Les
inculpations liées au mouvement populaire d’ Al Hoceima ont atteint le
nombre de 500. Un nombre scandaleux sur tous les plans. Toutes sortes
de charges ont été retenues contre les inculpés, délits et y compris
crimes et terrorisme. Aujourd’hui, dans les tribunaux d’Al Hoceima,
Tanger, Casablanca et Salé se déroulent des abus commis au nom de la
loi, contre des citoyens ayant exprimé un point de vue différent
concernant les politiques publiques appliquées par l’État dans le Rif.
Tout
le monde est jugé : les enfants, les jeunes et les vieillards (comme
c’est le cas du militant connu sous le nom de « Azi »). Les prisons du
Royaume sont pleines de blessés en provenance du Rif. Le procès le plus
scandaleux est celui de Casablanca où comparaissent 54 citoyens
présentés comme « leaders » du Hirak et sont poursuivis dans un dossier
d’atteinte à la Sécurité d’État qui amènera inéluctablement à des
condamnations dignes du Moyen-Age. Comment en sommes-nous arrivés là ?
La criminalisation de la lutte sociale : un instrument du despotisme
Ces
méthodes de domination ne sont pas nouvelles.

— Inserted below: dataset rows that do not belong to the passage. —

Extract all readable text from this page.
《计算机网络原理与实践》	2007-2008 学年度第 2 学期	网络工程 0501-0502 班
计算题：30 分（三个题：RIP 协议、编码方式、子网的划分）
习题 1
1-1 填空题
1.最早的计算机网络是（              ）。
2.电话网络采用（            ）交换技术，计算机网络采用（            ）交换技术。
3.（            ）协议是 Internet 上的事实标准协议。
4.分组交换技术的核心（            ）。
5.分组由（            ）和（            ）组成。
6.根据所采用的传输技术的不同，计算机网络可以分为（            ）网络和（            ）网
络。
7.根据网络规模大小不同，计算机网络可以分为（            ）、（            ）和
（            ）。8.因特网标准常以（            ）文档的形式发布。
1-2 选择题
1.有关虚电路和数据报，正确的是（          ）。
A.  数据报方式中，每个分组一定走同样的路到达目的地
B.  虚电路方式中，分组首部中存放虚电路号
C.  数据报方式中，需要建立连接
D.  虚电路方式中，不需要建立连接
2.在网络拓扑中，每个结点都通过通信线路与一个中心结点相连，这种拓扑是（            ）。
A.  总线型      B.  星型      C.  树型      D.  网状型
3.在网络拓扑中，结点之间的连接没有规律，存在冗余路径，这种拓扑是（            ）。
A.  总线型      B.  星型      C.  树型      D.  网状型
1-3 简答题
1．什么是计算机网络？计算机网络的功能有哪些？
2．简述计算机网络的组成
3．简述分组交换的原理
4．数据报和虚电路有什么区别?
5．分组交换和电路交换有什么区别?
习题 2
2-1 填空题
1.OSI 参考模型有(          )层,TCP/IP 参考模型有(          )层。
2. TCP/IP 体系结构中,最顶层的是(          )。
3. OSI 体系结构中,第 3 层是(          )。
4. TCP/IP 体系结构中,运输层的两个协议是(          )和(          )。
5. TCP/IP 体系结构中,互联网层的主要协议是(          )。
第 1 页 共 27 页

Depuis au moins 20 ans,
une pléthore de dossiers criminels ont été instruits contre des
militants du mouvement social, afin de criminaliser des luttes
pacifiques. L’exemple de Sidi Ifni, en 2008, a douloureusement illustré
ces abus. Après des jours de torture massive de la population, les
autorités ont lancé une vaste campagne d’arrestations parmi les
militants de cette ville. Dans les années suivantes, cela a été le cas
des militants de Bouarfa (Sud est du Maroc), puis des habitants de
Shlihat (région de Tanger), où le tortionnaire devient toujours la
victime. Le droit pénal sert alors de couverture pour museler les
bouches.
Aujourd’hui,
avec le Rif, ce jeu apparaît au grand jour, tant sur le plan
quantitatif que qualitatif. Le nombre impressionnant d’inculpés montre
la volonté du Makhzen de détruire tout noyau de résistance populaire
dans la région. Les lourdes charges retenues contre le groupe de
Casablanca servent d’épouvantail pour tous ceux qui voudraient
revendiquer leurs droits et écrivent un nouveau chapitre de la
répression que cette région a subie depuis l’Indépendance.
Certes
il y a parmi les 54 inculpés des personnes qui ont été actives lors du
Hirak, mais un nombre important, 10 au moins, ont des dossiers vides,
montés dans le cadre de règlement de compte au sein des appareils
locaux. Aujourd’hui, certains sont jugés parce qu’ils ont exigé le
remboursement d’une dette à un policier d’Al Hoceima, ce qui n’a pas plu
au fonctionnaire qui a décidé d’en punir un en l’incluant dans ce
procès pénal. De façon générale, ce procès depuis son début est un
véritable scandale.
La
« preuve électronique» constitue un autre élément grave du scandale de
ce procès. Le juge présente aux accusés un certain nombre de messages
postés dans l’espace numérique, comme autant d’arguments à charge, ce
qui reflète la régression que veut imposer l’État dans la liberté
d’expression sur Internet qui permettait au moins aux citoyens
d’exprimer leur insatisfaction vis-à-vis des politiques publiques et des
responsables aux différents échelons de l’État.
Aujourd’hui,
des luttes collectives sont nécessaires pour préserver cet acquis, ne
pas laisser se réinstaller une peur qui avait disparu avec le printemps
des peuples et permettre à tous d’exprimer librement leurs opinions. Et
pour exiger la libération de tous les détenus de l’ensemble des
mouvements sociaux, du Rif à Bouizakarn.